Une histoire de la résistance
S’ensuivirent des décennies de résistance massive contre le militarisme américain dans toute la région Asie-Pacifique. À Okinawa, au Japon, où près d’un tiers des civils périrent lors de la bataille d’Okinawa en 1945 , les États-Unis envoyèrent les survivants dans des camps d’internement et s’emparèrent de leurs terres pour y construire des bases militaires, sans leur consentement. À leur retour, les habitants d’Okinawa découvrirent que l’ancien aérodrome japonais avait été remplacé par la base aérienne de Kadena , qui s’étend aujourd’hui sur près de 20 kilomètres carrés, soit 1,3 fois la superficie de l’aéroport de Haneda à Tokyo.

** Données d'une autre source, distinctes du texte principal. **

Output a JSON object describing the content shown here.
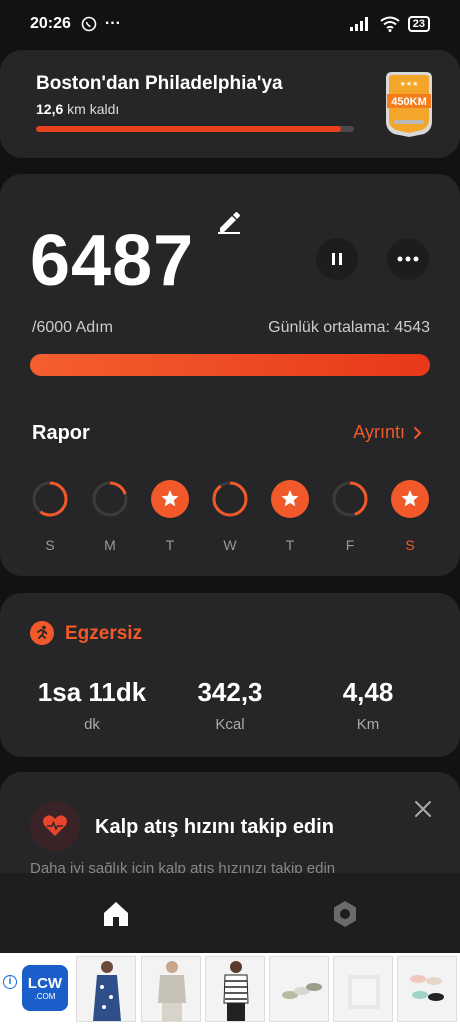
{
  "status_bar": {
    "time": "20:26",
    "battery": "23"
  },
  "route": {
    "title": "Boston'dan Philadelphia'ya",
    "remaining_value": "12,6",
    "remaining_suffix": "km kaldı",
    "progress": 0.96,
    "medal_label": "450KM",
    "accent": "#e8401c"
  },
  "steps": {
    "value": "6487",
    "goal": "/6000 Adım",
    "daily_average": "Günlük ortalama: 4543",
    "progress": 1.0
  },
  "report": {
    "title": "Rapor",
    "link": "Ayrıntı",
    "days": [
      {
        "label": "S",
        "progress": 0.6,
        "goal_met": false,
        "today": false
      },
      {
        "label": "M",
        "progress": 0.2,
        "goal_met": false,
        "today": false
      },
      {
        "label": "T",
        "progress": 1.0,
        "goal_met": true,
        "today": false
      },
      {
        "label": "W",
        "progress": 0.9,
        "goal_met": false,
        "today": false
      },
      {
        "label": "T",
        "progress": 1.0,
        "goal_met": true,
        "today": false
      },
      {
        "label": "F",
        "progress": 0.45,
        "goal_met": false,
        "today": false
      },
      {
        "label": "S",
        "progress": 1.0,
        "goal_met": true,
        "today": true
      }
    ]
  },
  "exercise": {
    "title": "Egzersiz",
    "stats": [
      {
        "value": "1sa 11dk",
        "unit": "dk"
      },
      {
        "value": "342,3",
        "unit": "Kcal"
      },
      {
        "value": "4,48",
        "unit": "Km"
      }
    ]
  },
  "heart": {
    "title": "Kalp atış hızını takip edin",
    "description": "Daha iyi sağlık için kalp atış hızınızı takip edin"
  },
  "ad": {
    "logo_big": "LCW",
    "logo_small": ".COM"
  },
  "colors": {
    "accent": "#f2592a",
    "card": "#262628",
    "background": "#121212"
  },
  "icons": [
    "whatsapp-icon",
    "signal-icon",
    "wifi-icon",
    "battery-icon",
    "medal-icon",
    "edit-icon",
    "pause-icon",
    "more-icon",
    "chevron-right-icon",
    "star-icon",
    "run-icon",
    "heart-icon",
    "close-icon",
    "home-icon",
    "settings-icon",
    "info-icon"
  ]
}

L’île n’a jamais recouvré sa souveraineté ; au contraire, l’administration militaire américaine a officialisé son occupation. Dès les années 1950, les soldats américains utilisaient des chars, des bulldozers et des baïonnettes pour expulser les agriculteurs de leurs dernières terres. Comme le relate Miyume Tanji dans son ouvrage *Myth, Protest and Struggle in Okinawa * (2006), le loyer proposé était inférieur à deux yens par tsubo – un cinquième du prix d’une bouteille de Coca-Cola – et 98 % des propriétaires terriens le refusèrent. Leur slogan , « L’argent ne dure qu’un an, mais la terre est pour dix mille ans », résume une vérité qui résonne encore aujourd’hui. Aujourd’hui, Okinawa représente 0,6 % du territoire japonais, mais 70 % de ses bases américaines.

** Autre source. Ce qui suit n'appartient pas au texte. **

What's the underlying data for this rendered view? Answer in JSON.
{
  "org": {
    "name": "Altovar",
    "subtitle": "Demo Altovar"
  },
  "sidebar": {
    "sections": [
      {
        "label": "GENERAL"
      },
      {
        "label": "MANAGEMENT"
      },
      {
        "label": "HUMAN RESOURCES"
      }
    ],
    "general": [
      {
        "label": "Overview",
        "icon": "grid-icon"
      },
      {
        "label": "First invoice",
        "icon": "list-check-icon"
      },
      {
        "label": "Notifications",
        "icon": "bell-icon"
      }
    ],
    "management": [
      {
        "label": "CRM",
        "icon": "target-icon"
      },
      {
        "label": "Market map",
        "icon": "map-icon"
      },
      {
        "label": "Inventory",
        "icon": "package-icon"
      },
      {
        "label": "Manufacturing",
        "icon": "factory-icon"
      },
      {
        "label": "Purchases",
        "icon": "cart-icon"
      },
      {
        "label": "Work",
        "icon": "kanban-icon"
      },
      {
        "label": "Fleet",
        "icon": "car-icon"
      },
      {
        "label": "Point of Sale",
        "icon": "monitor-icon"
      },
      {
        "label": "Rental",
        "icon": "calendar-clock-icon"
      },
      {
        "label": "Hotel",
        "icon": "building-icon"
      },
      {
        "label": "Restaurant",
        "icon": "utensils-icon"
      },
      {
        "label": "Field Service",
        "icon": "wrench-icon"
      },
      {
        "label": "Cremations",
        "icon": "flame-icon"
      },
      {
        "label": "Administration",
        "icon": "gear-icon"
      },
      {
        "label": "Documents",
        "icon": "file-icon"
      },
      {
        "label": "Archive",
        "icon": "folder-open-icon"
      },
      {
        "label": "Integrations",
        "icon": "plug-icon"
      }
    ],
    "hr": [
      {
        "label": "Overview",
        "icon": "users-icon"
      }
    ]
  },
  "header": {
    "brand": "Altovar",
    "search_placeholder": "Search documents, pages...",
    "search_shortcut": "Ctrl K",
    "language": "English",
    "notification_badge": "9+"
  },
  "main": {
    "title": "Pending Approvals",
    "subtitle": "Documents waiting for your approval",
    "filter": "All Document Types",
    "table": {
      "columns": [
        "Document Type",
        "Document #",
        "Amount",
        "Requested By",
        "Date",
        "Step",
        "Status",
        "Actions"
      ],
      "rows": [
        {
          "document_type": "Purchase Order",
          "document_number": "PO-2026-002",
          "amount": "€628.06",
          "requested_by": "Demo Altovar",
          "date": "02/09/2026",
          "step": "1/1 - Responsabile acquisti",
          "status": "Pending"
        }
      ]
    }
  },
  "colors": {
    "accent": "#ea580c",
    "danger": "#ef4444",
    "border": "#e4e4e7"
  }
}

Les peuples du Pacifique – portant les stigmates de 67 essais nucléaires américains survenus rien que dans les îles Marshall, d’une puissance équivalente à celle de 1,6 bombe d’Hiroshima explosant chaque jour pendant 12 ans – ont formé leur propre front. Le Mouvement pacifique pour un Pacifique libre et indépendant des armes nucléaires, lancé aux Fidji en 1975, a lié la lutte contre la contamination nucléaire à la revendication de souveraineté. Lors de la conférence de 1980 à Hawaï, le mouvement a ajouté le mot « indépendant » à son nom, reconnaissant que l’exigence d’un État dénucléarisé impliquait l’absence de bases militaires étrangères déposant des armes de destruction massive.
La victoire la plus éclatante fut remportée aux Philippines. Pendant des décennies, les nationalistes philippins – menés par les sénateurs Claro Recto, Lorenzo Tañada et José Diokno – avaient dénoncé les bases militaires américaines comme instruments de contrôle néocolonial. Dès les années 1950, Recto avertissait que ces bases ne défendraient pas les Philippines, mais pourraient au contraire « attirer les agressions ». Diokno, emprisonné pendant près de deux ans sous le régime dictatorial de la loi martiale de Ferdinand Marcos, fonda la Coalition anti-bases en 1983. Ces décennies de lutte aboutirent à un vote décisif le 16 septembre 1991 : le Sénat philippin rejeta le traité sur les bases américaines par 12 voix contre 11. Les sénateurs dissidents furent par la suite surnommés « Les Douze Magnifiques ». Le sénateur Aquilino Pimentel a déclaré à la tribune : « En ce jour, jour de notre délivrance finale, je l’espère, des griffes d’une puissance coloniale, je dis à ceux qui nous menacent d’oubli politique ou d’extinction physique pour notre vote de rejet : Allez-y, faites le pire – car nous ferons le meilleur ! »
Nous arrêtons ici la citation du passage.